第二皇子だからって偉そうに…。ここが歓迎会の会場じゃなかったら即刻、影を使って闇に葬り去っている。
「まぁまぁ、エドモンド落ち着きなよ。彼女はおれたちの可愛い弟の婚約者候補じゃないか。あまり苛めたらオーギュストに怒られてしまう」
「そんなもの…気にする必要あるまい。どうせ下賤な女から生まれたやつらだ。父が同じとはいえ弟とは認めていない」
「でもおれはオーギュストは怒らせたくないなぁ。ねぇ、婚約者、候補さん」
デイヴィット様は『候補』という単語を殊更強調した。
おまえはあくまで候補であって婚約者ではないのだ、ということを突き付けるように。
これは捕食者の目だ。
エドモンド様が直情型の野獣だとしたらデイヴィット様はじわじわと獲物を絞め殺す狡猾な蛇だ。
まずい。
今は一方的に私のほうが立場が弱い。
相手は上位貴族と古参貴族を後ろ楯にもつ皇子。
オーギュスト様を待ってから動くべきだった。
急なことで準備不足だったせいもあるが読みの甘さがはっきりとした。
ふたりの目的は中等部生の前で私を陥れることだ。
一種の憂さ晴らしみたいなものだろう。高位の人間にはよくあるし、私もよくやる。
なんの準備もなく敵う相手ではない。とあればこの場から一時撤退することが望ましいがふたりの目は私を逃がすまいとしているようだった。
「そういえばきみは入学早々好き勝手しているみたいだねぇ。ここは皇子としてきみを諫めるべきなのかな?」
「なんだ?スティルアート家はいつからそれほど偉くなったのだ?畑を耕して家畜を作っているだけの家が偉くなったものだ」
「さぁ?父上がスティルアートの当主と仲がいいからって自分も偉いと勘違いしているんだよ」
「思い上がりも甚だしいな!」
「何かと話題に事欠かないお嬢さんだし目立ちたがりなんじゃない?」
さっきエドモンド様を闇に葬りたいと思ったけれど、訂正する。
ふたりともぶん殴りたい。できることなら地面に土下座させて足で頭を踏みつぶしてやりたい。
デイヴィット様はフェミニストとか絶対嘘でしょ。
オーギュスト様とソフィア様のことを侮辱した件も含めて死よりも恐ろしい目に合わせないと気が済まない。
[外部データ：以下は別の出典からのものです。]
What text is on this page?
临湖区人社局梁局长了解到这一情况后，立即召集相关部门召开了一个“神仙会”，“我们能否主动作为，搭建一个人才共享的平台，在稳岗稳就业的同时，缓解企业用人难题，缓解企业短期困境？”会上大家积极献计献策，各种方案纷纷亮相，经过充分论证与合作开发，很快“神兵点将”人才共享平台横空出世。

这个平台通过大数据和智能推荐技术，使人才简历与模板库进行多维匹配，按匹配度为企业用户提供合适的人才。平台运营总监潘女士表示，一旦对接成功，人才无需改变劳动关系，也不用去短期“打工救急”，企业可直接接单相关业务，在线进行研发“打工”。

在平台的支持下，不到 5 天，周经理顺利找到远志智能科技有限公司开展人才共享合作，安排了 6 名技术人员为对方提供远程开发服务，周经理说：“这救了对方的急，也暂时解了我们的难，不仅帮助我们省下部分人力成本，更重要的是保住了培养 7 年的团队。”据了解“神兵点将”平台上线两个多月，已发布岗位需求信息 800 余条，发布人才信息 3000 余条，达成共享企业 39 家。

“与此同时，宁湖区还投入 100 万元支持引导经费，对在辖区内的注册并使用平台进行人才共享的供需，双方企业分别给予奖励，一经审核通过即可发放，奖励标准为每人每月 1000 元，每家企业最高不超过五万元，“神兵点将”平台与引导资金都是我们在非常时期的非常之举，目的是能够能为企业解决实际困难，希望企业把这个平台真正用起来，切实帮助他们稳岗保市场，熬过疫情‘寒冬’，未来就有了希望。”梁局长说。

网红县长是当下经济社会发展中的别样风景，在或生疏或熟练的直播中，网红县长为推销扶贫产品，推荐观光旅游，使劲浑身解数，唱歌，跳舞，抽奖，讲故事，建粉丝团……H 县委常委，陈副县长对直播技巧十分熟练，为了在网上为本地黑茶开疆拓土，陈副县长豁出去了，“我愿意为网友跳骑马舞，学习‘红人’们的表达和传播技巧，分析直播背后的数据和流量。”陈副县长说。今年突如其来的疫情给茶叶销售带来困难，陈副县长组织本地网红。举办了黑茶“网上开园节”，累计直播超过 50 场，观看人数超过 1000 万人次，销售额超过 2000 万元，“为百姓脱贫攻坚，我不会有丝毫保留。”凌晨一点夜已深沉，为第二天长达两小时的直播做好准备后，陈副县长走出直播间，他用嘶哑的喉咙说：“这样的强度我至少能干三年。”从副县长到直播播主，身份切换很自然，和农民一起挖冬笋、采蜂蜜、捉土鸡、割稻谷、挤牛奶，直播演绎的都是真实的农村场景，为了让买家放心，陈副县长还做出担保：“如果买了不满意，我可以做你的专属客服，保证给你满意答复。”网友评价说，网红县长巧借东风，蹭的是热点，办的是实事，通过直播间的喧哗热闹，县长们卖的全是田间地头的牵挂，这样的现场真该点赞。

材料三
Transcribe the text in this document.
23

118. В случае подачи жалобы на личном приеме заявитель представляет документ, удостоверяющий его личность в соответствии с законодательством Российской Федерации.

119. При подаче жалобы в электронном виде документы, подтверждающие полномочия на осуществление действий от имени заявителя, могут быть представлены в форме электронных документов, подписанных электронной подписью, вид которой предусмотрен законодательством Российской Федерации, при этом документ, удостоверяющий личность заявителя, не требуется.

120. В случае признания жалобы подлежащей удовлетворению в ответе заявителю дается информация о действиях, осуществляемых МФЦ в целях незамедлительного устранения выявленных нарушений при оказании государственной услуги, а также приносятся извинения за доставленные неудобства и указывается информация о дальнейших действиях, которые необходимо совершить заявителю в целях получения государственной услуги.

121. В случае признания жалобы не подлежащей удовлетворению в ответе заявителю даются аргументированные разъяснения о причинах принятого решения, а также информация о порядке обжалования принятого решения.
とはいえこの場をどう切り抜けるべきか、と考え始めたあたりで助け船が現れた。
「まぁ。デイヴィット様ったら私の可愛い後輩を虐めるなんてどういう了見でいらっしゃいますの?いい大人が恥ずかしいですね」
「申し訳ないがそんなのでも我が主の婚約者なのだ。それ以上無礼を働くというのなら黙って見過ごすわけにはいかない」
「フローレンス様!ユリウス!」
堂々たる貫禄はさすがアプトン家の令嬢。フローレンス様が私をかばうようにデイヴィット様の前に立ちはだかる。
「まて、俺は呼び捨てか?」
あとユリウスも来てくれた。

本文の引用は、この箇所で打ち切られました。